Ministre, député, hiérarchie et populo

Un ministre ontarien et un député libéral du Québec sont allés en voyage en plein pic de la pandémie. On en a beaucoup parlé…mais pas assez.

Nous avons surtout entendu des critiques basées sur l’exemplarité : un politique doit donner l’exemple et faire ce qu’il nous implore de faire.

Sur l’injustice : pourquoi lui et pas nous ? Et chacun de dire que le ministre lui aussi respecte les règles, emporte une provision de masques et va respecter une quarantaine stricte au retour.

Nous n’avons entendu personne sur la pire conséquence des voyages de ces ignares volontaires : la contagion.
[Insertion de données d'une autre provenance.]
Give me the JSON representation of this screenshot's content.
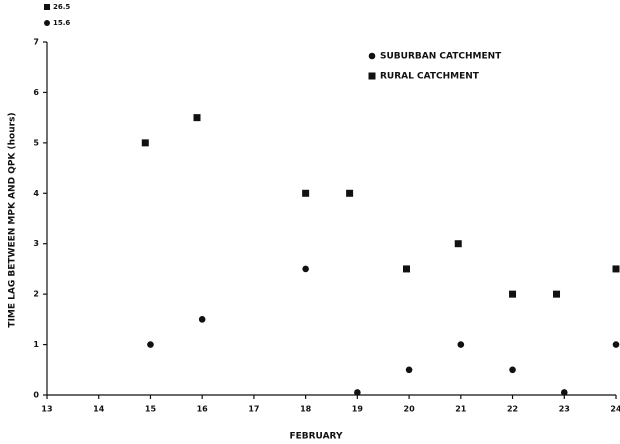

Beaucoup de citoyens invoque ce fameux respect des règles comme une défense imparable. Certains nous disent qu’enârtant, ils évitent de participer à l’épidémie locale ! On n’entend jamais une critique qui pour démonter ce qui leur apparait comme une évidence. Sauf peut-être à demi-mot par l’ensemble des spécialistes qui martèlent qu’il faut réduire les interactions entre les personnes, réduire les contacts. En termes clairs, réduire les contacts signifie que, quelles que soient les mesures prises, il faut réduire les contacts, quand même, et que c’est cela qui éteint une pandémie. Plusieurs pays l’ont démontré.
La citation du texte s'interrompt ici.